Die Stimmung steigt wieder: Der Index ist auf den Stand vor den Terroranschlägen zurückgekehrt. Das lässt für die Konjunktur hoffen.

afp NEW YORK/PARIS. Die Stimmung bei den US-Verbrauchern ist besser als von vielen Experten erwartet. Wie das private US-Wirtschaftsinstitut Conference Board am Dienstag in New York bekannt gab, stieg der Index für das Verbrauchervertrauen im Januar auf 97,3 Punkte. Dies ist der höchste Stand seit dem vergangenen August, dem Monat vor den Terroranschlägen in den USA. Der Index zum Verbrauchervertrauen gilt als wichtiger Hinweis für die Entwicklung der gesamten US-Konjunktur, denn rund zwei Drittel des Bruttoinlandsproduktes der Vereinigten Staaten entsteht aus den Ausgaben der privaten Haushalte.

Der Wert für den Januar lag über den Erwartungen vieler Experten. Im Dezember hatte das Institut noch 94,6 Punkte ermittelt. Mit der Zunahme im Januar stieg der Index den zweiten Monat in Folge. Die Chefvolkswirtin von Conference Board, Gail Fosler, betonte gegenüber AFP, aus ihrer Sicht sei der Aufschwung in den USA schon da: "Wir werden sehen, dass der November in den USA der Tiefpunkt gewesen ist und dass der Aufschwung entweder im Dezember oder Januar begonnen hat."
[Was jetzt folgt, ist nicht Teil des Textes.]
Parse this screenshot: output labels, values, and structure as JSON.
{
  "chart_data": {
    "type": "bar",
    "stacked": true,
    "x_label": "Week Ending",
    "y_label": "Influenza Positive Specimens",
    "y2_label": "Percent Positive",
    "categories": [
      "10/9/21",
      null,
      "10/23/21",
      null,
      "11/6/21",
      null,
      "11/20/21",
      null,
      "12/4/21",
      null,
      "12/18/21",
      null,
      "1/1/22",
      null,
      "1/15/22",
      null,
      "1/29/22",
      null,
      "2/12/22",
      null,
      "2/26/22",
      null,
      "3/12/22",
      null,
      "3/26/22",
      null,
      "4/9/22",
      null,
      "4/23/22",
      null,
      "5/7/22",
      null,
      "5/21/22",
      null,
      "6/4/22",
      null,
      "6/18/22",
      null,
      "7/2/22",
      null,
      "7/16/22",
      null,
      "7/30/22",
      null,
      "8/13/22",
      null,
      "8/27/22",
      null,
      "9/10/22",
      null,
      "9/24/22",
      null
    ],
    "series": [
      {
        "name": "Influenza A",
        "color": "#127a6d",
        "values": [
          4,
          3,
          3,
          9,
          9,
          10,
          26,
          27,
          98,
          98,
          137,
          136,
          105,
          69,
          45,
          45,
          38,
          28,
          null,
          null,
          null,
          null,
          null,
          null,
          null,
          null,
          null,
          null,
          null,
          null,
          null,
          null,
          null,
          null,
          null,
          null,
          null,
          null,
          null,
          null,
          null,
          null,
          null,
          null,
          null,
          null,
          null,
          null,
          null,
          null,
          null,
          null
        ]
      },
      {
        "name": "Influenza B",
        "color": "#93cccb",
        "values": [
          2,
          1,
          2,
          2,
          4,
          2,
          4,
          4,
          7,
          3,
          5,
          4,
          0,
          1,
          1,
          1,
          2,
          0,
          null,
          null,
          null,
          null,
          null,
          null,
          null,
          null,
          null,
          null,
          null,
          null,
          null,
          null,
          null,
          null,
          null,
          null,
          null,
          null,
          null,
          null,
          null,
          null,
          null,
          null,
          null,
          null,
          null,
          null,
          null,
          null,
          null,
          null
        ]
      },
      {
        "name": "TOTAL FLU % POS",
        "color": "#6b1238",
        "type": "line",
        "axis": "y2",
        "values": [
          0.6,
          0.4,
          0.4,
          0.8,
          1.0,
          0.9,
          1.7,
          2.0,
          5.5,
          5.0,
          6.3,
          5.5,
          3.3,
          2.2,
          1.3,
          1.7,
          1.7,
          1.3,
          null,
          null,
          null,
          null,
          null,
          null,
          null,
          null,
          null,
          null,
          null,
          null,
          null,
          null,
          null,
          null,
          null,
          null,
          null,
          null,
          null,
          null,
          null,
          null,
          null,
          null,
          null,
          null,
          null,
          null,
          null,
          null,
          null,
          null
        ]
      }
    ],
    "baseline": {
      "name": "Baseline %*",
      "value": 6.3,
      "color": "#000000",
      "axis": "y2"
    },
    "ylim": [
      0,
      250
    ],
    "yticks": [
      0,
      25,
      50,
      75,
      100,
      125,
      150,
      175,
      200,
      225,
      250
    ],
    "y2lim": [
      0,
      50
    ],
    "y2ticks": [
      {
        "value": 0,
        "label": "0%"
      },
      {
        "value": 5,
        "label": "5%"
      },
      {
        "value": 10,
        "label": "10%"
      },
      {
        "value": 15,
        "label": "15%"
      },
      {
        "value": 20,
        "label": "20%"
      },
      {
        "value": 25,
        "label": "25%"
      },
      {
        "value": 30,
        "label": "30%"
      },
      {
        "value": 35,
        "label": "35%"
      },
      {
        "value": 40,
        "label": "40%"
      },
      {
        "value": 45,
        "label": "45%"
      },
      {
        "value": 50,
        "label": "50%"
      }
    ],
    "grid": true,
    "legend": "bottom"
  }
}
Auch Lynn Franco, Leiterin des Conference-Board-Forschungszentrums, betonte, das Schlimmste sei wohl vorüber. Die Zuversicht sei getrieben von wachsendem Vertrauen über die Wirtschaftsentwicklung und Aussichten auf mehr Stellen. Sie verwies darauf, dass sich der separat erhobene Index für die Zukunftserwartungen im Januar auf dem höchsten Stand seit einem Jahr befinde. Hier ermittelte Conference Board einen Wert von 96,9, nachdem im Dezember nr 92,4 Punkte erreicht wurden. Ihre momentane Situation schätzten die US-Verbraucher aber gegenüber dem Dezember weiter unverändert ein.

Auch für Europa sah Fosler eine schnellere Erholung als vielfach erwartet. Sie gehe von einer Wende noch vor dem zweiten Quartal aus, sagte sie. Eine Umfrage der "Financial Times Deutschland" unter führenden Volkswirten zur Lage in Deutschland ergab, dass mittlerweile bereits im Frühjahr und nicht erst in der zweiten Jahreshälfte mit einer Erholung der größten Euro-Volkswirtschaft gerechnet wird. Allerdings werde der Aufschwung nur schwach ausfallen.